We Should Boycott Dubai Until It Revises Its Rape Laws
Tourists should avoid Dubai until it passes new laws to protect women who report being raped.
The city’s glitzy hotels and luxury retailers create a veneer of modernity over the desert city, nestled on the shores of the United Arab Emirates. In many ways, Dubai can count itself among the world’s international centers of commerce -- alongside London, New York and Hong Kong. But like the backwoods cast of CBS’s 1960s hit “The Beverly Hillbillies,” newfound oil wealth can put you in league with the global elite before you catch up with its social mores.
In the UAE, as in some other countries that use Islamic law, a woman can only help convict the man who rapes her if the accused confesses or four adult men must testify as witnesses.
So, when 24-year-old Marte Deborah Dalelv reported being raped by a colleague while on a visit to Dubai, the Norwegian woman was sentenced to 16 months in prison for having premarital sex, a crime in the UAE. She was pardoned on Monday by Sheik Mohammed bin Rashid al-Maktoum -- the kingdom’s vice president.
Norway’s foreign minister praised the pardon as a step forward, a progressive legal precedent for what he called a “rapidly changing society.”
He’s wrong.
All Dalelv’s pardon proves is that, to be treated with respect and sensitivity after being physically violated in an attack that can destroy victims’ lives, you must be a white, attractive woman with access to Western journalists.
In May, an Australian woman who spent eight months in prison in the UAE after being raped captured media attention with a series of interviews describing her hellish experience in jail. She, too, was pardoned after making headlines around the world.

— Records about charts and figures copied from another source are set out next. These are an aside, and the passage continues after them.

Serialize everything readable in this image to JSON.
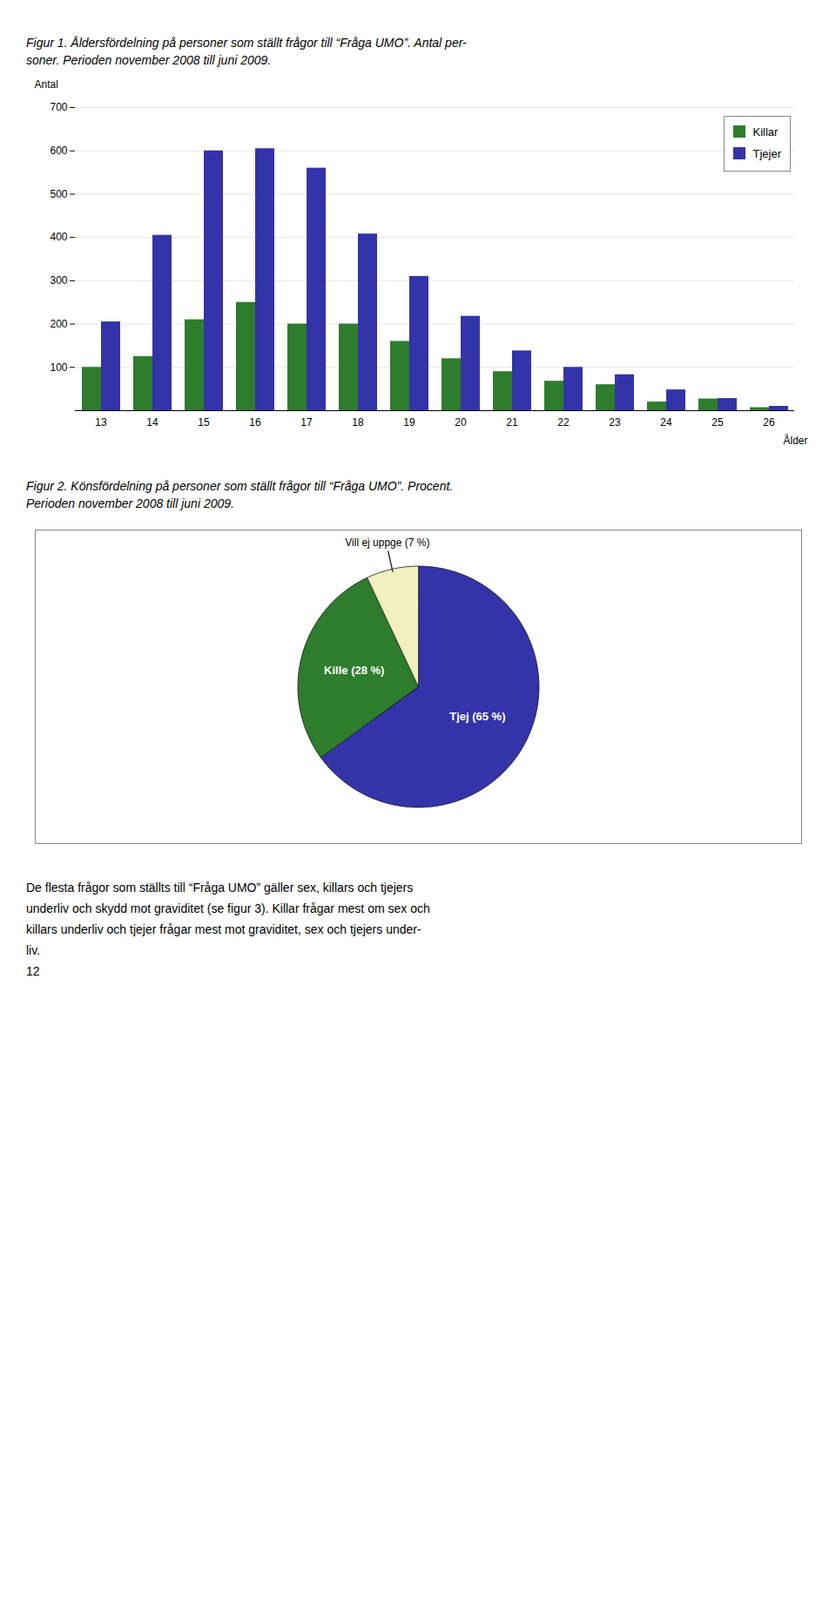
{
  "chart_data": [
    {
      "type": "bar",
      "title": "Figur 1. Åldersfördelning på personer som ställt frågor till “Fråga UMO”. Antal per-\nsoner. Perioden november 2008 till juni 2009.",
      "categories": [
        "13",
        "14",
        "15",
        "16",
        "17",
        "18",
        "19",
        "20",
        "21",
        "22",
        "23",
        "24",
        "25",
        "26"
      ],
      "series": [
        {
          "name": "Killar",
          "color": "#2d7d2d",
          "values": [
            100,
            125,
            210,
            250,
            200,
            200,
            160,
            120,
            90,
            68,
            60,
            20,
            27,
            7
          ]
        },
        {
          "name": "Tjejer",
          "color": "#3333aa",
          "values": [
            205,
            405,
            600,
            605,
            560,
            408,
            310,
            218,
            138,
            100,
            83,
            48,
            28,
            10
          ]
        }
      ],
      "xlabel": "Ålder",
      "ylabel": "Antal",
      "ylim": [
        0,
        700
      ],
      "yticks": [
        100,
        200,
        300,
        400,
        500,
        600,
        700
      ],
      "grid": true,
      "legend": "upper right"
    },
    {
      "type": "pie",
      "title": "Figur 2. Könsfördelning på personer som ställt frågor till “Fråga UMO”. Procent.\nPerioden november 2008 till juni 2009.",
      "categories": [
        "Tjej (65 %)",
        "Kille (28 %)",
        "Vill ej uppge (7 %)"
      ],
      "values": [
        65,
        28,
        7
      ],
      "colors": [
        "#3333aa",
        "#2d7d2d",
        "#f0f0c0"
      ],
      "annotations": [
        "De flesta frågor som ställts till “Fråga UMO” gäller sex, killars och tjejers",
        "underliv och skydd mot graviditet (se figur 3). Killar frågar mest om sex och",
        "killars underliv och tjejer frågar mest mot graviditet, sex och tjejers under-",
        "liv.",
        "12"
      ]
    }
  ]
}
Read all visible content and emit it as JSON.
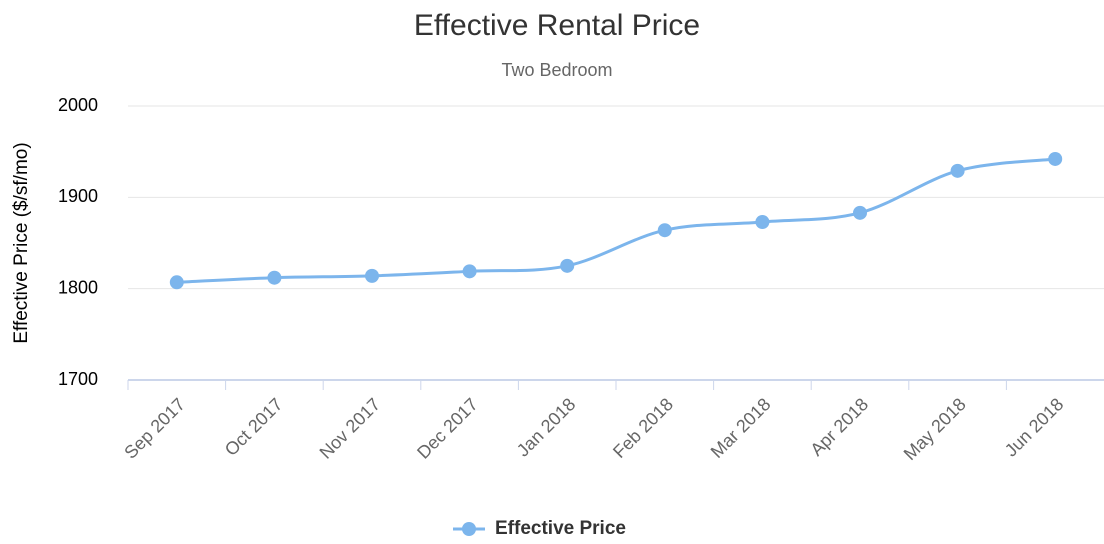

Then you have the British woman reported being raped in a bathroom by a hotel worker in Dubai Marina three years ago, she was confessing to a crime of her own. She was jailed for drinking alcohol and having premarital sex, both crimes in the UAE.
Worse yet, consider the fate of the Indonesian hotel maid or Bangladeshi waitress -- some of the countless migrant workers in the UAE -- whose plight is unlikely to garner a segment on CNN International. Surely, the full might of sharia law will come down on them.
Earlier this year, Dubai said it would attempt to bolster its annual income from tourism to $82 billion by 2020. Until the UAE can meaningfully reform its laws on reporting rape, Western travelers should not help it get any closer to that goal.